"We've got the 'world's greatest athlete' now," he said.
Clay finished the 10-discipline competition with 8,791 points, just 100 off Dan O'Brien's American record and a whopping 240 ahead of the silver medalist. It was the most one-sided decathlon triumph since the 1972 Munich Games.
Clay joins the likes of Bruce Jenner and Jim Thorpe as Olympic champions in an event that an American has won 12 times in 22 Olympics but only twice since 1976.
The event no longer grabs the headlines back home. Case in point: Clay's triumph came just minutes before Usain Bolt and Asafa Powell led Jamaica to a world record in the 4x100 relay. When their news conference started, all but a handful of reporters left Clay.

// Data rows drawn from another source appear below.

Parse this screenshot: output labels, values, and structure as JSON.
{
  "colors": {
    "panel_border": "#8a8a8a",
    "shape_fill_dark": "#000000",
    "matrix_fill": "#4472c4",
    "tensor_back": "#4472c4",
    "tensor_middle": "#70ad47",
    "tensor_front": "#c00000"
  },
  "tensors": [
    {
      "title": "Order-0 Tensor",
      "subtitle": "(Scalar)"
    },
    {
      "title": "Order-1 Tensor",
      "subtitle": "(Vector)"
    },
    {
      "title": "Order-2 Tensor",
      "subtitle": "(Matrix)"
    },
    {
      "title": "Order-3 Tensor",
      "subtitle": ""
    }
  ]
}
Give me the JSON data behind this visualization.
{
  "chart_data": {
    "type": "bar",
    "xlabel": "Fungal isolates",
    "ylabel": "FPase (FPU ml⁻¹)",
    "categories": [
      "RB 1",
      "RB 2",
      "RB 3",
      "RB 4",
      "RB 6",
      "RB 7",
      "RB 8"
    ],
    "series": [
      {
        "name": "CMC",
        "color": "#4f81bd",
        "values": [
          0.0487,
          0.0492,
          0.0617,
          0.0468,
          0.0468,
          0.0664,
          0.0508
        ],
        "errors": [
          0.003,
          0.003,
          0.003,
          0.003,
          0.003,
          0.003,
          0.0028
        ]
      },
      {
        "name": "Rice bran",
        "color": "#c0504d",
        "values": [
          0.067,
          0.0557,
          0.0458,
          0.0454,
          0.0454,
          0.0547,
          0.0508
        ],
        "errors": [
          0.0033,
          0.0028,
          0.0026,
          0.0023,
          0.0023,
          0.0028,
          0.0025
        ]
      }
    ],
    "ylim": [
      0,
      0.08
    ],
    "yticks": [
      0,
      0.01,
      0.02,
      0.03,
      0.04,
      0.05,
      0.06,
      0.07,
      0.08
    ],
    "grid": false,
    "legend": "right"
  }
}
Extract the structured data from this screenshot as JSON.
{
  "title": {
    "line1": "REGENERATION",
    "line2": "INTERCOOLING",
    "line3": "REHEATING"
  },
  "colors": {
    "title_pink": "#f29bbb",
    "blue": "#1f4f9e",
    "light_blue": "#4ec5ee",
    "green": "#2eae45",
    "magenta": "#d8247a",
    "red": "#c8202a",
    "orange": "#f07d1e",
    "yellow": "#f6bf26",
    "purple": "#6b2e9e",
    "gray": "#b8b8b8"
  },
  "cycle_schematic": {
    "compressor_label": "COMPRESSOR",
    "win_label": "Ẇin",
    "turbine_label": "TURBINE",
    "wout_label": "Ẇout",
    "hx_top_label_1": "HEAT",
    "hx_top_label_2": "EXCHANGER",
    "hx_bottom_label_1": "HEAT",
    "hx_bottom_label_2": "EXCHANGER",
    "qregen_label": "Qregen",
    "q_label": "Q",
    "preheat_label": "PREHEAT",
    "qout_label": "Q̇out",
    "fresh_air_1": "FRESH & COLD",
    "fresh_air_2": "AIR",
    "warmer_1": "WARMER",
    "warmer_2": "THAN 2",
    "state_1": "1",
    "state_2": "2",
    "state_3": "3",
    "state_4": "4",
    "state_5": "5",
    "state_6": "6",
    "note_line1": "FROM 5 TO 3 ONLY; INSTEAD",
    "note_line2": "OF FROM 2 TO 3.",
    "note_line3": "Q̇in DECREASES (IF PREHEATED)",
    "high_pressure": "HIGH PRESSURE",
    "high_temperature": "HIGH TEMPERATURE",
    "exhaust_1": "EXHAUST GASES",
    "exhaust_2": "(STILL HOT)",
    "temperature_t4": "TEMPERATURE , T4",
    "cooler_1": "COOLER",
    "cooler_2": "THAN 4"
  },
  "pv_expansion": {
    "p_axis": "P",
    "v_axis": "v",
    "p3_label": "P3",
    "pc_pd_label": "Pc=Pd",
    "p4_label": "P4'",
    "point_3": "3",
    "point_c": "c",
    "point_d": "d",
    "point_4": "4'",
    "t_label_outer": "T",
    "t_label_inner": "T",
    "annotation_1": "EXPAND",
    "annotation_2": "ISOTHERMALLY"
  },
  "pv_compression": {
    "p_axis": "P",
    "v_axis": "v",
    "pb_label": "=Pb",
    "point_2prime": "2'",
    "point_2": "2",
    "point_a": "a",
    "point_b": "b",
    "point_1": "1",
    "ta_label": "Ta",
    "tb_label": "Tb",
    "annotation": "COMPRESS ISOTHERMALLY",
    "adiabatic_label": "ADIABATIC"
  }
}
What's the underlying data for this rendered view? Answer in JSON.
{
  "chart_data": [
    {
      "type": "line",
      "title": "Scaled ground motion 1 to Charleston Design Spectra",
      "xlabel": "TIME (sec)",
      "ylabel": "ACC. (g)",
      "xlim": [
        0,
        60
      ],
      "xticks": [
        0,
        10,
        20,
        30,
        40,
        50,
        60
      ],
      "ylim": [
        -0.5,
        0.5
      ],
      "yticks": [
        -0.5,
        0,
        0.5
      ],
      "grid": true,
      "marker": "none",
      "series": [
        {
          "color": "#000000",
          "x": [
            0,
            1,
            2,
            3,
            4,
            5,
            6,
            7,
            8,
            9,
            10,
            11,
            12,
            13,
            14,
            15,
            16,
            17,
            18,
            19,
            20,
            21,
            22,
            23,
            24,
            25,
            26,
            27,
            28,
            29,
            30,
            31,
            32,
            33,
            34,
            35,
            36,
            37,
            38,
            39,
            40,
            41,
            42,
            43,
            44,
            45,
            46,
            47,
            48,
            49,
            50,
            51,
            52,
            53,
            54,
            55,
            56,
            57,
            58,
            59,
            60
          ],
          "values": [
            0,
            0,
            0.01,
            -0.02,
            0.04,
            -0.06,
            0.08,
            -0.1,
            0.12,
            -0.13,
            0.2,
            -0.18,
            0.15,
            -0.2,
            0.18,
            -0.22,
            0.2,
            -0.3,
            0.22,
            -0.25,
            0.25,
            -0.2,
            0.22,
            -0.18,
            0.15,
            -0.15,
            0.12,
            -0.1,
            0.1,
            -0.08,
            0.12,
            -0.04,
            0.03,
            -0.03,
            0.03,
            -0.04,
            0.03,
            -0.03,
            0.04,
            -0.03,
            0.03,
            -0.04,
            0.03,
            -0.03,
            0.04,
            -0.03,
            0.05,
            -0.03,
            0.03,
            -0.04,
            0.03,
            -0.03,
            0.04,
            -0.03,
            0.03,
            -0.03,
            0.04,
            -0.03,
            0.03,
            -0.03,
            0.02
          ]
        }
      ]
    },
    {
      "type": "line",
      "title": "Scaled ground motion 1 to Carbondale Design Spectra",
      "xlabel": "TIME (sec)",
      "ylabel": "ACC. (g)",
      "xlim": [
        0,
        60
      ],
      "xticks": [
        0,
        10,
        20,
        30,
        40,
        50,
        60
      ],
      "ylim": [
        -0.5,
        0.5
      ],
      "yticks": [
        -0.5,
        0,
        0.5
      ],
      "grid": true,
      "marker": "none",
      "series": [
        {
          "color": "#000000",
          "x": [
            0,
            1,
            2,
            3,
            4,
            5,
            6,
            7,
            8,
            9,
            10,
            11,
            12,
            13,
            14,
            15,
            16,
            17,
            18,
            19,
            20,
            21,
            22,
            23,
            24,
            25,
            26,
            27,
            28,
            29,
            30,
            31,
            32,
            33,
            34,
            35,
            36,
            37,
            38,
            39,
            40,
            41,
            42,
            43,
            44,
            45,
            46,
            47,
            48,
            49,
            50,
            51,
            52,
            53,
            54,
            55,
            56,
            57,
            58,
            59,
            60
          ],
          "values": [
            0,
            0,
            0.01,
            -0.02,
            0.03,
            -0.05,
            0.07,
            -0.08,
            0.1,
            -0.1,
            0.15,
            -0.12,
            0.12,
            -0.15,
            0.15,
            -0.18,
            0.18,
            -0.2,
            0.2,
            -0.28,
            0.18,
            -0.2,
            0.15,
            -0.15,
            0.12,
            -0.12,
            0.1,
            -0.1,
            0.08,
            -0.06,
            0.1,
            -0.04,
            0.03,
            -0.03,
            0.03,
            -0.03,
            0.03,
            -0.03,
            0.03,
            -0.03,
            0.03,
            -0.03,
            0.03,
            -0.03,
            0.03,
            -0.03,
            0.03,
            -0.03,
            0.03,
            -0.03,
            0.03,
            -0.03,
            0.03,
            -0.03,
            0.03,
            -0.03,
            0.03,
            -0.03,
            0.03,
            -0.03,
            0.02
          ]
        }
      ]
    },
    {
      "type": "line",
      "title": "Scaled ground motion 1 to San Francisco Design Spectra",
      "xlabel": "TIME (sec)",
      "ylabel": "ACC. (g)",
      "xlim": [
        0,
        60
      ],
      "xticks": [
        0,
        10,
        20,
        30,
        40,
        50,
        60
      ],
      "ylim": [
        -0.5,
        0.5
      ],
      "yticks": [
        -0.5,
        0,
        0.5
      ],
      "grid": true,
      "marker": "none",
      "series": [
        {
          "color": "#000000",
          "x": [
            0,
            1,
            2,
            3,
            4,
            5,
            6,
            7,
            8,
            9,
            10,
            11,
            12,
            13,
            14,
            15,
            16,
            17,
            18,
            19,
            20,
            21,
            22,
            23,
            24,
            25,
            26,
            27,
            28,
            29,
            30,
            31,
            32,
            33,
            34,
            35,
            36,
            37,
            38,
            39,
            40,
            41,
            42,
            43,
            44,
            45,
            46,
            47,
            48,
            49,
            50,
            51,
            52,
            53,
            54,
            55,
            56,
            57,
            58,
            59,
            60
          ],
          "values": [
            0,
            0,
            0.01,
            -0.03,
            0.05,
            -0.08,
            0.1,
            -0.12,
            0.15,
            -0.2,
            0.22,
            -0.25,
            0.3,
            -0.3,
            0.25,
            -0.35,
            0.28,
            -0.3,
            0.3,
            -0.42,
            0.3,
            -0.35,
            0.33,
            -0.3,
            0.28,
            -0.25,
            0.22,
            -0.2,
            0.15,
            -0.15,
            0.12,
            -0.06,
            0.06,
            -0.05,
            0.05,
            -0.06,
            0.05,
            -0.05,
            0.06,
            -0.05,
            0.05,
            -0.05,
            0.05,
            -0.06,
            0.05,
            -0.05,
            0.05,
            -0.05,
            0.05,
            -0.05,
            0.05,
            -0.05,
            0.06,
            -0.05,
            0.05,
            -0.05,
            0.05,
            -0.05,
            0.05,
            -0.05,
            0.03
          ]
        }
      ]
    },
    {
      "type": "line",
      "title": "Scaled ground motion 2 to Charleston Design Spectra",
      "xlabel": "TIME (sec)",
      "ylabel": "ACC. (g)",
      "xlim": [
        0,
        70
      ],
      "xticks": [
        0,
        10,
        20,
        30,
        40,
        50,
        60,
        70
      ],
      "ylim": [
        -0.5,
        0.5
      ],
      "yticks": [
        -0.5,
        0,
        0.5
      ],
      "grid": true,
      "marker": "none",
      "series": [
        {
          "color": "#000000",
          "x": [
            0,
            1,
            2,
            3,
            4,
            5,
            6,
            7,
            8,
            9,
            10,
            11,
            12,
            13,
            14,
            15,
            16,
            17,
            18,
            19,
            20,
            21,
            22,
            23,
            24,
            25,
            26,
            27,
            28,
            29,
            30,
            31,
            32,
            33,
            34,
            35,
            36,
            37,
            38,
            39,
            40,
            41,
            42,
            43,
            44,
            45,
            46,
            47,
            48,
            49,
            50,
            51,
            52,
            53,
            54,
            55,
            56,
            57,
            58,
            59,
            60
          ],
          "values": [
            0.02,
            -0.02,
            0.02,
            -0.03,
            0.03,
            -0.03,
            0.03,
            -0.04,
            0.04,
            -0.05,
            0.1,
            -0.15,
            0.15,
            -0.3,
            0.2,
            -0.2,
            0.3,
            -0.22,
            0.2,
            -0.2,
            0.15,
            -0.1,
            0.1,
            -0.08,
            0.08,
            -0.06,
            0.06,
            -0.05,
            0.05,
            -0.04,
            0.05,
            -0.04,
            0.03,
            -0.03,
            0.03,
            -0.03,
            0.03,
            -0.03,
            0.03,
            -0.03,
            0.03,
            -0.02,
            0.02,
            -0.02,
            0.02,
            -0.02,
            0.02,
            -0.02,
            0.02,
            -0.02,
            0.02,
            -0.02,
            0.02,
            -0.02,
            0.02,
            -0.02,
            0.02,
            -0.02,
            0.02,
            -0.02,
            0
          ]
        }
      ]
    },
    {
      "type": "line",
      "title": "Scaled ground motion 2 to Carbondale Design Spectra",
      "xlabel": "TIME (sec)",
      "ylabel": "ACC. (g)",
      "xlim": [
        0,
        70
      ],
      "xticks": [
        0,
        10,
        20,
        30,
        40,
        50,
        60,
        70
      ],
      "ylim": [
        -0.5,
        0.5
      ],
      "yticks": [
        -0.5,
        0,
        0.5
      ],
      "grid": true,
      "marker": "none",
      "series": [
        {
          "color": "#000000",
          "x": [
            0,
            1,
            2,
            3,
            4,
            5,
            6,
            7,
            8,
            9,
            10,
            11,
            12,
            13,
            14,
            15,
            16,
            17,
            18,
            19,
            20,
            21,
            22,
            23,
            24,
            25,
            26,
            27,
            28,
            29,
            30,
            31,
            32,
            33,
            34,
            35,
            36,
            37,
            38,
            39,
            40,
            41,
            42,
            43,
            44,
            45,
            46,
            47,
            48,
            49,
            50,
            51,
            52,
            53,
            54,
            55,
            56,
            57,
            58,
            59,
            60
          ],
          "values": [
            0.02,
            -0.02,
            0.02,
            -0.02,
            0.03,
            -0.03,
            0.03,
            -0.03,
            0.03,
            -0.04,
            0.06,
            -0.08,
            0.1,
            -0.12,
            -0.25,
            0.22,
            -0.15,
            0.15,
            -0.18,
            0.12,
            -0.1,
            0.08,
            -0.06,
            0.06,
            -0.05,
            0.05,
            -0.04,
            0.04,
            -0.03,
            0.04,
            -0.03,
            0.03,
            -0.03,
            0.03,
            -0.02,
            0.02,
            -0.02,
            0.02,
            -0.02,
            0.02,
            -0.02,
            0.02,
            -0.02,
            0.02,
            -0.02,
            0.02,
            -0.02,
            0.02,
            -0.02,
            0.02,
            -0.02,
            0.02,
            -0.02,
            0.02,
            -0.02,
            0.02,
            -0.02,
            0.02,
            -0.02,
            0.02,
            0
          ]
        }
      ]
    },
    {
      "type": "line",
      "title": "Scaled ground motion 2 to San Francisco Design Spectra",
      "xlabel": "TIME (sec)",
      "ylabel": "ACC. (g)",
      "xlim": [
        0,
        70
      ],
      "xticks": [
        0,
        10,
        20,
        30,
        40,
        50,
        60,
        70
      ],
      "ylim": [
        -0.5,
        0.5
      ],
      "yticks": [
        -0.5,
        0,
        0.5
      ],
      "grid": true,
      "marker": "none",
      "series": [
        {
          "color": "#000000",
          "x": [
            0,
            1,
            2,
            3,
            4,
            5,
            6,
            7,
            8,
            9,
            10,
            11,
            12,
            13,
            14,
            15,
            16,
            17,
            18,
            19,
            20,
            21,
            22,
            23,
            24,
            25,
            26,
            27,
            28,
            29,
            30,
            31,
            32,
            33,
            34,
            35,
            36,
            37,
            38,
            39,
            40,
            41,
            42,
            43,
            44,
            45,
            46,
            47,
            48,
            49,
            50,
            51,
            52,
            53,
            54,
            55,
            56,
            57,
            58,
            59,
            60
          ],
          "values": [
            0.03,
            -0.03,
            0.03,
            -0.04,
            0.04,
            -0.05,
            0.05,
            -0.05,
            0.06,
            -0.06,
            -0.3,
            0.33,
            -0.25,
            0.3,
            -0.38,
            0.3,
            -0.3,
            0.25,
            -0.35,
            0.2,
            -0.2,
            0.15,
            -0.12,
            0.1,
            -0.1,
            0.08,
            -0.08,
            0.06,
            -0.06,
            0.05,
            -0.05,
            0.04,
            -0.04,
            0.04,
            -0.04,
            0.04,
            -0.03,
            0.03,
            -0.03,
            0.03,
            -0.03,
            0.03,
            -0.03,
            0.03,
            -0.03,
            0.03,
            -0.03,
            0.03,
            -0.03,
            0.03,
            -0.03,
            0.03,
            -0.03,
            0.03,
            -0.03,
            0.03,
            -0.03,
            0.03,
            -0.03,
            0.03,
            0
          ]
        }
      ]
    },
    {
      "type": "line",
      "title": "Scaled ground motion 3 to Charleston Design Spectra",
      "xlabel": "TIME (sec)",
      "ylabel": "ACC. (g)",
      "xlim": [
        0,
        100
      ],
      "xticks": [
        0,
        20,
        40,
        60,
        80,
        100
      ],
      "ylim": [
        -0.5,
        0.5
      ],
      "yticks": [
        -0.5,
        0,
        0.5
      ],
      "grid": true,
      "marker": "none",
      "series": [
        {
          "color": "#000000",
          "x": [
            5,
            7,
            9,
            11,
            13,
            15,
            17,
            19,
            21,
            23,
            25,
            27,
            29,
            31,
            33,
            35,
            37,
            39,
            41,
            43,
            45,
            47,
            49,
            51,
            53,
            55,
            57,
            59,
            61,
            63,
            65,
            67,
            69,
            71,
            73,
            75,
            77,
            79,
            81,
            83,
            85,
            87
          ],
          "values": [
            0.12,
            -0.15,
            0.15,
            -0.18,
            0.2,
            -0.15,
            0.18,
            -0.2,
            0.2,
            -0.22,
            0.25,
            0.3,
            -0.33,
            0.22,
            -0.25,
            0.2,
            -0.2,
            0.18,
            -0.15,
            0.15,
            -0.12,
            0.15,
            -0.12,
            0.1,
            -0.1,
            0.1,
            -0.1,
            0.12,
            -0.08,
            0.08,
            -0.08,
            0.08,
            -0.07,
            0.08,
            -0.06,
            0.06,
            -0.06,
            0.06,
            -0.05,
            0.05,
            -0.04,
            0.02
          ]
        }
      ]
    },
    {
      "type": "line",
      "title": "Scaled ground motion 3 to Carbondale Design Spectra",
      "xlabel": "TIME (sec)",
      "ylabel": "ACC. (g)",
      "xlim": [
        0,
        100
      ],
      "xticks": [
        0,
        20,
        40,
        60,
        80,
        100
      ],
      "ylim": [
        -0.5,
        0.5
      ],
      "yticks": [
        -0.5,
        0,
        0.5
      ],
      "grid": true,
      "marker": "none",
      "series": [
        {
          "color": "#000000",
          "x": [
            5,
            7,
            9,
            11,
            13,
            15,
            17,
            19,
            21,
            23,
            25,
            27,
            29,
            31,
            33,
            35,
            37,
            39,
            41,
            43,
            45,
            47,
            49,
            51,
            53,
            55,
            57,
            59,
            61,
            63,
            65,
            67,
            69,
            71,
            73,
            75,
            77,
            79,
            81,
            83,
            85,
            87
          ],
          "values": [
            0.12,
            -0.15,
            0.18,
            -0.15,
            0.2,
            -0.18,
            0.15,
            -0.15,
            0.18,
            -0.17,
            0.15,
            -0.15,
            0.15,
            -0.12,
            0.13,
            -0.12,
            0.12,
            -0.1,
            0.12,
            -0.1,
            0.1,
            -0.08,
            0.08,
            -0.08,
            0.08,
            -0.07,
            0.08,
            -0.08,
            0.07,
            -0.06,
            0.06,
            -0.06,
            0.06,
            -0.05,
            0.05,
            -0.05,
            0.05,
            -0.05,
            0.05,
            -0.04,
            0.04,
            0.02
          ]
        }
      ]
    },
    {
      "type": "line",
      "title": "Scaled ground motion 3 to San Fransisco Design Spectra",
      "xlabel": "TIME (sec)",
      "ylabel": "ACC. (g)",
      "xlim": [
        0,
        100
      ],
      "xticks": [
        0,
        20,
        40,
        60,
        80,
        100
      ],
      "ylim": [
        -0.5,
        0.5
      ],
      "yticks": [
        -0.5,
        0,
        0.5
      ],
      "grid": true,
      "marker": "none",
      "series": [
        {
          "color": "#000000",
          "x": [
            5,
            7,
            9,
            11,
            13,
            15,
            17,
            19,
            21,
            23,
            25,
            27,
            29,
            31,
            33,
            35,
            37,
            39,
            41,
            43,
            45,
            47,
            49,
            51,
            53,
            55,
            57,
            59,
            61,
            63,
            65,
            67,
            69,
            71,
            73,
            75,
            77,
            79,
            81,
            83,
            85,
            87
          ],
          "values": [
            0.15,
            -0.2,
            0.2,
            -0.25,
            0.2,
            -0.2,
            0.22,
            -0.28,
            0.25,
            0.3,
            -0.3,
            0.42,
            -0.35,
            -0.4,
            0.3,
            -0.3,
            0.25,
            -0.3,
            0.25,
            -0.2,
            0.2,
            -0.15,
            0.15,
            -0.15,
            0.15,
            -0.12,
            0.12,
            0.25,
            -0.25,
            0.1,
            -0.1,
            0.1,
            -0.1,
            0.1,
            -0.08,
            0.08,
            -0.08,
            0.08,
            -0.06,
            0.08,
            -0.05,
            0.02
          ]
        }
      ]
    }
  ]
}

"I hope the Wheaties box and all those types of things happen," he said. "I'd love for this to be a spark for the decathlon and bring it back to the forefront of track and field."
Clay took the lead from the start, then widened it through most of the second day in a triumph his opponents could only admire. He was no worse than third in seven of the disciplines, including an Olympic-best 53.79 meters (167 feet, 5 inches) in the discus.
"Bryan Clay is king now," said Roman Sebrle of the Czech Republic, the world-record holder and 2007 world champion who finished sixth, "and I was before. It was just about me giving him the crown for the next four years."
Clay led by a nearly insurmountable 479 points going into the final event. It was the 1500 metres, and Clay was so exhausted he could manage little more than a trot around the track in 5 minutes, 6.59 seconds.
When it was over, Clay sat on the track, then plopped on his back, chest heaving. Four years after settling for silver, Clay had wrested the decathlon title from Sebrle. He barely had the energy to celebrate.
Andrei Krauchanka of Belarus won the silver, Leonel Suarez of Cuba the bronze.
The 1.80-meter (5-foot-11), 84-kilogram (185-pound) Clay is the first American to win the decathlon since O'Brien at the 1996 Atlanta Olympics. He is small by decathlon standards, maybe the best athlete ever under 1.83 meters (6-feet).
"I'm OK with that," he said.
Clay was something of a troublemaker as a youngster.
"Graffiti and getting into fights," he said.
He went to school at Azusa Pacific, a small Christian college in suburban Los Angeles, where he still trains. Now 28, he still has the close support group he had then, led by coach Kevin Reid.
"I've seen him grow up," Reid said.
Grow up to become the greatest athlete in the world.